Diabetes (diabetes mellitus) is a generalised illness with high blood sugar caused by the body being unable to properly breakdown, utilize and store food.

The high levels of sugar in the blood causes changes that affect different parts of the body including the heart, the kidneys, the nerves, and the eyes at the same time. The effect of the high sugar levels on the retina (the light sensitive membrane in the eye) is called diabetic retinopathy.

 

Who it affects

Diabetic retinopathy is a very important cause of blindness among diabetics. It occurs much earlier and is much more severe in diabetic patients whose blood sugar is not well controlled. It is a disease that usually affects the two eyes although it may be more severe in one.

 

What I should do

It is essential for a diabetic patient to control his/her blood sugar level. The benefits of good blood sugar control in a diabetic cannot be over emphasized. Diabetes is a life long illness with the potential for cumulative complications. Diabetics whose blood sugar is not well controlled are more likely to go blind and to die young than their counterparts who have good blood sugar control.

Regular health check-up with the endocrinologist (diabetes doctor) and the dietician are very important. They would advise the patient on what to eat, which drugs to use, and how to use them.

Regular eye check-up with the ophthalmologist is essential for sustaining good vision.

 

What the affected person notices

An individual who has diabetic retinopathy would notice deterioration in his/her vision.

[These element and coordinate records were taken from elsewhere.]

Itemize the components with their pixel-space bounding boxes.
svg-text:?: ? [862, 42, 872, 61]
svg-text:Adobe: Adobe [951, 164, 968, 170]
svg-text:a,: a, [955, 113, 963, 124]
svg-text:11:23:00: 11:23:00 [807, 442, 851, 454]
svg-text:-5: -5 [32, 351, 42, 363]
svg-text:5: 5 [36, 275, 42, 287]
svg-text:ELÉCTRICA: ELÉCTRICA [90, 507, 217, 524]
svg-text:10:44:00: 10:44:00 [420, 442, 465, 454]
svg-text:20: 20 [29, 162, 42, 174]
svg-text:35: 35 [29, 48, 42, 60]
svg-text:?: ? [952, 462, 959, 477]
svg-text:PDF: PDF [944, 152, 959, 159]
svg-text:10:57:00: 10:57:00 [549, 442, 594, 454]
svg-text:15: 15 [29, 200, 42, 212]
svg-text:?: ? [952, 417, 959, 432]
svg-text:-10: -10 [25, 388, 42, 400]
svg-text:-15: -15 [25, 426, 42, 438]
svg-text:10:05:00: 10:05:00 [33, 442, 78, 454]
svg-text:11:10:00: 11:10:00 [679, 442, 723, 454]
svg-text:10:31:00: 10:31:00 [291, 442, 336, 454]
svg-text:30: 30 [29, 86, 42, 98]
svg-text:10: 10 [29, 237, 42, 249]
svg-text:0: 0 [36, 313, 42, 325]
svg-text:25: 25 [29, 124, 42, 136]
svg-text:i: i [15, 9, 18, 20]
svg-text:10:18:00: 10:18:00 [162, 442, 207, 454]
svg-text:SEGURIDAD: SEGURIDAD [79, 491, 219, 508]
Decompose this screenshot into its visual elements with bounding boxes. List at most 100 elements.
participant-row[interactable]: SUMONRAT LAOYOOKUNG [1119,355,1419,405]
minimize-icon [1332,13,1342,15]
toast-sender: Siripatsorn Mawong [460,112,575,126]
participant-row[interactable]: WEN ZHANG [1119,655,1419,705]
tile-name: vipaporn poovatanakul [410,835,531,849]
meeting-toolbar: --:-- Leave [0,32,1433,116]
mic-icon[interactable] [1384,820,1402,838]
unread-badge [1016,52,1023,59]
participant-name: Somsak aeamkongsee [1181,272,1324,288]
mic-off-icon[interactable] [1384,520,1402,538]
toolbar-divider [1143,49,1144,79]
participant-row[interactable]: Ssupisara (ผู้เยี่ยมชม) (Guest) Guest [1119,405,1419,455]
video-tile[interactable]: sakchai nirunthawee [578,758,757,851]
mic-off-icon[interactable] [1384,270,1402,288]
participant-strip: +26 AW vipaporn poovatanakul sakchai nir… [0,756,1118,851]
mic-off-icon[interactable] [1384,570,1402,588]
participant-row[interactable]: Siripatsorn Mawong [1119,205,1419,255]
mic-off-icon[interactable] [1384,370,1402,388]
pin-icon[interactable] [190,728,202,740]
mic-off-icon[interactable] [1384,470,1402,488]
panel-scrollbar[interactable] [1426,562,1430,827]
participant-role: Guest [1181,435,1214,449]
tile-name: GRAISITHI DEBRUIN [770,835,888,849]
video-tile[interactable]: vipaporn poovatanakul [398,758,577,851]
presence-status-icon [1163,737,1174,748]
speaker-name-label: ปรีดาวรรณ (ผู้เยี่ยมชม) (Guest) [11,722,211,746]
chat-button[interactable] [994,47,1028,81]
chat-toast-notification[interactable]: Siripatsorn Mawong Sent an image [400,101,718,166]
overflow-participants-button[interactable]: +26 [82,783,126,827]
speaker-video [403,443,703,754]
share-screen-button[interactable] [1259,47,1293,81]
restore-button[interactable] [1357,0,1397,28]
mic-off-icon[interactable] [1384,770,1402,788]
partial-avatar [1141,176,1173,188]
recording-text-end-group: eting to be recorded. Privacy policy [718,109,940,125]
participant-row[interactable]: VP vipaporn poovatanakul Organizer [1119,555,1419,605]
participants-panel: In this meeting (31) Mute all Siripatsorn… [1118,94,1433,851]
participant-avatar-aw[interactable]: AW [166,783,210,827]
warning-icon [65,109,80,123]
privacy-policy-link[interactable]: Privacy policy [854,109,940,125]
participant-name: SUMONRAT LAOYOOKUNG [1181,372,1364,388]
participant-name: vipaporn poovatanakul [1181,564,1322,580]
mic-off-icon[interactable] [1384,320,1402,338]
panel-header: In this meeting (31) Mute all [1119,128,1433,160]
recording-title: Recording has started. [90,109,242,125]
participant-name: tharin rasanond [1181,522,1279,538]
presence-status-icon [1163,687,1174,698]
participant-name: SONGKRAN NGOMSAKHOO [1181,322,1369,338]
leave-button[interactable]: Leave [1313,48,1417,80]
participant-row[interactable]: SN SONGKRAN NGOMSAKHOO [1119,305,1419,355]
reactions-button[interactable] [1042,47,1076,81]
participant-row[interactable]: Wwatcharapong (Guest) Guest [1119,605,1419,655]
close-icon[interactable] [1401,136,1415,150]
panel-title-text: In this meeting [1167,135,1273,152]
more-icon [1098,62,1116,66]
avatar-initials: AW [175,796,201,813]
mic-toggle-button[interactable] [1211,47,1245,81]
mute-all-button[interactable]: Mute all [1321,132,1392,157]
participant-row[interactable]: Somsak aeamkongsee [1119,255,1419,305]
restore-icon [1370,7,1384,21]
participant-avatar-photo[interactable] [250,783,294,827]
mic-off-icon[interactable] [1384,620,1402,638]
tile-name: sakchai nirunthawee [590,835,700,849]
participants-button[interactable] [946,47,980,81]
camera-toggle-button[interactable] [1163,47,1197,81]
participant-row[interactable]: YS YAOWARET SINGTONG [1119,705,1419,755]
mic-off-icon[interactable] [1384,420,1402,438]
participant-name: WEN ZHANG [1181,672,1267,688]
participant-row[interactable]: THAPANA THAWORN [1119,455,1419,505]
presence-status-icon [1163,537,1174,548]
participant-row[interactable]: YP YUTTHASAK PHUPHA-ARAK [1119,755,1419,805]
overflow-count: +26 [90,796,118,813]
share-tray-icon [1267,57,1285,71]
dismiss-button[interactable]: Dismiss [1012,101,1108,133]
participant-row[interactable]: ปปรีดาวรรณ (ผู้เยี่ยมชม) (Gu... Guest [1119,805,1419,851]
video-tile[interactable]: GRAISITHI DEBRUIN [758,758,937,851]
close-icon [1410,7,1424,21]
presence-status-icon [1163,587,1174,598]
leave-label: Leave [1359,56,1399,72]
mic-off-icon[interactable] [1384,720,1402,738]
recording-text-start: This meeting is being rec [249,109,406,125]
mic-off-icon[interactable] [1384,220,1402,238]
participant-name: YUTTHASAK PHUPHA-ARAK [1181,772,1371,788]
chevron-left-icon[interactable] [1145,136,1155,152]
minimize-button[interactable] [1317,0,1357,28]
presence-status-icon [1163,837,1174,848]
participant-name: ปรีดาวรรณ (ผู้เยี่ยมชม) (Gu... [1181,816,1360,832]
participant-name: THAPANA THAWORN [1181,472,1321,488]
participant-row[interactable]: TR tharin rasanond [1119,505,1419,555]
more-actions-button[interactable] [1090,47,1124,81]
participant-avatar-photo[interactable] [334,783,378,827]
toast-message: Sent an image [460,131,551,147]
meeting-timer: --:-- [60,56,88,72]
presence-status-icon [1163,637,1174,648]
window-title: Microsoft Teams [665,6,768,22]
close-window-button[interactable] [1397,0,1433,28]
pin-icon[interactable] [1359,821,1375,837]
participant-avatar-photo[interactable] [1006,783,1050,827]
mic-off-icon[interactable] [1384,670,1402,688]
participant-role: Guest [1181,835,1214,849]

The deterioration may be gradual and progressive or sudden and profound depending on what is happening inside the patient’s eye.

Some of the changes that may cause deterioration in the vision of a diabetic are difficult to treat so it is important to detect them before they cause any damage. This underscores the importance of regular eye check-up.

Normal Vision


vision with diabetic retinopathy

 

What your doctor would do

The diabetic usually has two doctors directly involved in their care and each one has a different role to perform.

The diabetic doctor would perform a general examination and would request for some tests on a regular basis. The tests may include a fasting blood sugar and glycosylated haemoglobin estimation (these check the blood sugar control). He may also ask for a fasting lipid profile (to check the blood fat) and a serum electrolytes, urea, and creatinine (to check the function of the kidneys). He would adjust the patient’s medication based on the test results. He would also discuss the challenges of controlling the blood sugar and how to overcome them. He may also ask you to lose some weight and do regular exercise.

The ophthalmologist (eye doctor) would perform a detailed eye examination especially a dilated fundoscopy. He may request for some tests including fundus photographs, a fundus fluorescein angiogram, and an optical coherence tomogram. He may also request for B-scan ultrasonography.

What your eye doctor would do next would depend on the examination findings and the test results.

He may congratulate you on the excellent blood sugar control (if your blood sugar control has been good) and encourage you to keep it up. He may ask you to do retinal laser photocoagulation and/or have injections administered to your eye.

A session of retinal laser photocoagulation

In some cases, the eye doctor may ask you to have surgery done to improve the chances of maintaining good vision in your eyes.

 

What is the final result of treatment?

The treatment of diabetes is lifelong so there is no “final” result. However, with early detection, good blood sugar control and appropriate management of any complications, a diabetic is expected to have a long fruitful life. He/she is also expected to have good vision throughout his/her lifespan.